Nous avons effectivement adopté l'année dernière, dans la LFSS, une disposition imposant la constitution de stocks de médicaments. J'y étais très favorable en tant que rapporteur général et je n'ai pas changé d'avis. Un projet de décret est en cours d'examen devant le Conseil d'État afin que ce dernier se prononce sur les conditions d'application du dispositif, et ce texte a également été transmis à la Commission européenne.
Il est fondamental que la mesure qui sera mise en oeuvre soit proportionnée. Je me suis entretenu cette semaine, à deux reprises, avec la Commission européenne. Or celle-ci m'a fait savoir que, si la France dépassait les limites acceptables, notamment en matière de droit de la concurrence, elle lui adresserait une lettre de mise en demeure. Il ne s'agit pas là d'un risque juridique abstrait, mais d'un fait. Les discussions se poursuivent sur le contenu du décret et sur les dispositions que nous pourrons y intégrer pour qu'il soit conforme au droit européen, et ce n'est pas simple.
Ensuite, il existe des raisons de fond pour lesquelles un stock de quatre mois minimum ne peut pas être constitué pour tous les médicaments.
D'abord, pour 20 % des médicaments d'intérêt thérapeutique majeur, nous disposons déjà, grâce à l'action déterminante menée par les députés l'année dernière et après décision du directeur général de l'Agence nationale de sécurité du médicament et des produits de santé – l'ANSM – , d'un stock d'au moins quatre mois, et la liste des médicaments concernés est régulièrement révisée. Le décret, lorsqu'il paraîtra, sera réexaminé un an après sa publication, afin de vérifier s'il reste proportionné et équilibré et de le faire évoluer si nécessaire.
D'autres problèmes tiennent aux médicaments eux-mêmes : si nous inscrivions dans la loi l'obligation de conserver, quoi qu'il arrive, tous les médicaments d'intérêt thérapeutique majeur dans des quantités suffisantes pour couvrir au moins quatre mois d'utilisation, je ne sais pas comment nous gérerions les stocks de gaz médicaux, de certains vaccins, de certains traitements de l'asthme ou encore de certains traitements antiallergiques, qui ne se conservent pas aussi longtemps.

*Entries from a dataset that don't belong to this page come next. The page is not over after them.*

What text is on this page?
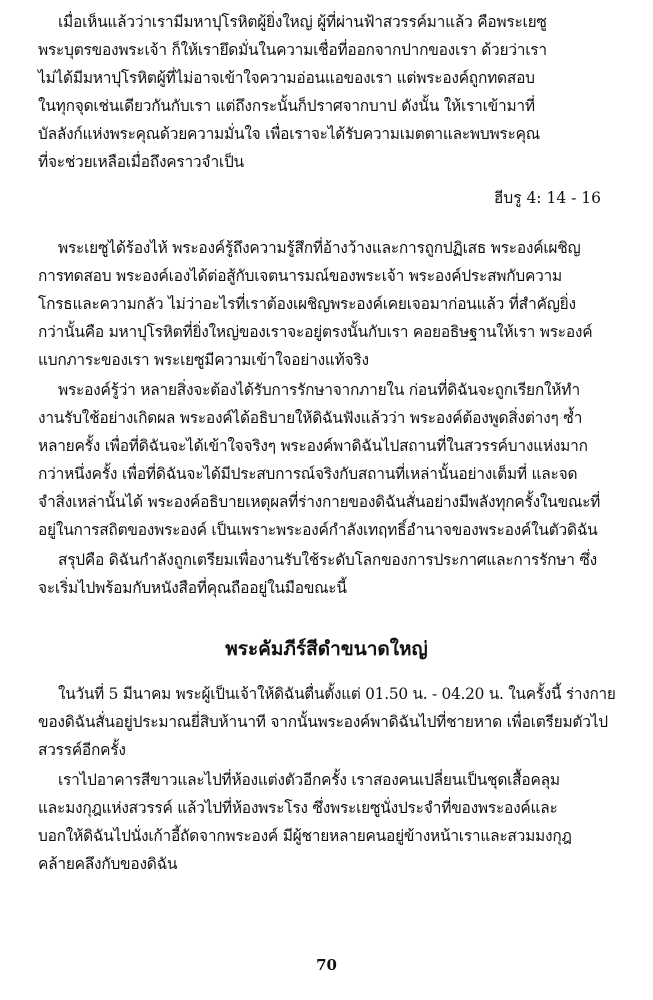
เมื่อเห็นแล้วว่าเรามีมหาปุโรหิตผู้ยิ่งใหญ่ ผู้ที่ผ่านฟ้าสวรรค์มาแล้ว คือพระเยซู
พระบุตรของพระเจ้า ก็ให้เรายึดมั่นในความเชื่อที่ออกจากปากของเรา ด้วยว่าเรา
ไม่ได้มีมหาปุโรหิตผู้ที่ไม่อาจเข้าใจความอ่อนแอของเรา แต่พระองค์ถูกทดสอบ
ในทุกจุดเช่นเดียวกันกับเรา แต่ถึงกระนั้นก็ปราศจากบาป ดังนั้น ให้เราเข้ามาที่
บัลลังก์แห่งพระคุณด้วยความมั่นใจ เพื่อเราจะได้รับความเมตตาและพบพระคุณ
ที่จะช่วยเหลือเมื่อถึงคราวจำเป็น
ฮีบรู 4: 14 - 16
พระเยซูได้ร้องไห้ พระองค์รู้ถึงความรู้สึกที่อ้างว้างและการถูกปฏิเสธ พระองค์เผชิญ
การทดสอบ พระองค์เองได้ต่อสู้กับเจตนารมณ์ของพระเจ้า พระองค์ประสพกับความ
โกรธและความกลัว ไม่ว่าอะไรที่เราต้องเผชิญพระองค์เคยเจอมาก่อนแล้ว ที่สำคัญยิ่ง
กว่านั้นคือ มหาปุโรหิตที่ยิ่งใหญ่ของเราจะอยู่ตรงนั้นกับเรา คอยอธิษฐานให้เรา พระองค์
แบกภาระของเรา พระเยซูมีความเข้าใจอย่างแท้จริง
พระองค์รู้ว่า หลายสิ่งจะต้องได้รับการรักษาจากภายใน ก่อนที่ดิฉันจะถูกเรียกให้ทำ
งานรับใช้อย่างเกิดผล พระองค์ได้อธิบายให้ดิฉันฟังแล้วว่า พระองค์ต้องพูดสิ่งต่างๆ ซ้ำ
หลายครั้ง เพื่อที่ดิฉันจะได้เข้าใจจริงๆ พระองค์พาดิฉันไปสถานที่ในสวรรค์บางแห่งมาก
กว่าหนึ่งครั้ง เพื่อที่ดิฉันจะได้มีประสบการณ์จริงกับสถานที่เหล่านั้นอย่างเต็มที่ และจด
จำสิ่งเหล่านั้นได้ พระองค์อธิบายเหตุผลที่ร่างกายของดิฉันสั่นอย่างมีพลังทุกครั้งในขณะที่
อยู่ในการสถิตของพระองค์ เป็นเพราะพระองค์กำลังเทฤทธิ์อำนาจของพระองค์ในตัวดิฉัน
สรุปคือ ดิฉันกำลังถูกเตรียมเพื่องานรับใช้ระดับโลกของการประกาศและการรักษา ซึ่ง
จะเริ่มไปพร้อมกับหนังสือที่คุณถืออยู่ในมือขณะนี้
พระคัมภีร์สีดำขนาดใหญ่
ในวันที่ 5 มีนาคม พระผู้เป็นเจ้าให้ดิฉันตื่นตั้งแต่ 01.50 น. - 04.20 น. ในครั้งนี้ ร่างกาย
ของดิฉันสั่นอยู่ประมาณยี่สิบห้านาที จากนั้นพระองค์พาดิฉันไปที่ชายหาด เพื่อเตรียมตัวไป
สวรรค์อีกครั้ง
เราไปอาคารสีขาวและไปที่ห้องแต่งตัวอีกครั้ง เราสองคนเปลี่ยนเป็นชุดเสื้อคลุม
และมงกุฎแห่งสวรรค์ แล้วไปที่ห้องพระโรง ซึ่งพระเยซูนั่งประจำที่ของพระองค์และ
บอกให้ดิฉันไปนั่งเก้าอี้ถัดจากพระองค์ มีผู้ชายหลายคนอยู่ข้างหน้าเราและสวมมงกุฎ
คล้ายคลึงกับของดิฉัน
70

À introduire une trop grande rigidité dans la loi par l'adoption d'un tel amendement, nous nous exposerions à une procédure européenne et nous risquerions, à mon sens, de perdre tout le bénéfice du dispositif adopté l'année dernière, en passe d'être mis en application grâce au décret. Nous serions par ailleurs contraints de stocker durant quatre mois des médicaments dont certains ne peuvent pas être conservés aussi longtemps, en raison de leurs caractéristiques biologiques intrinsèques.
Pour toutes ces raisons, l'avis est défavorable.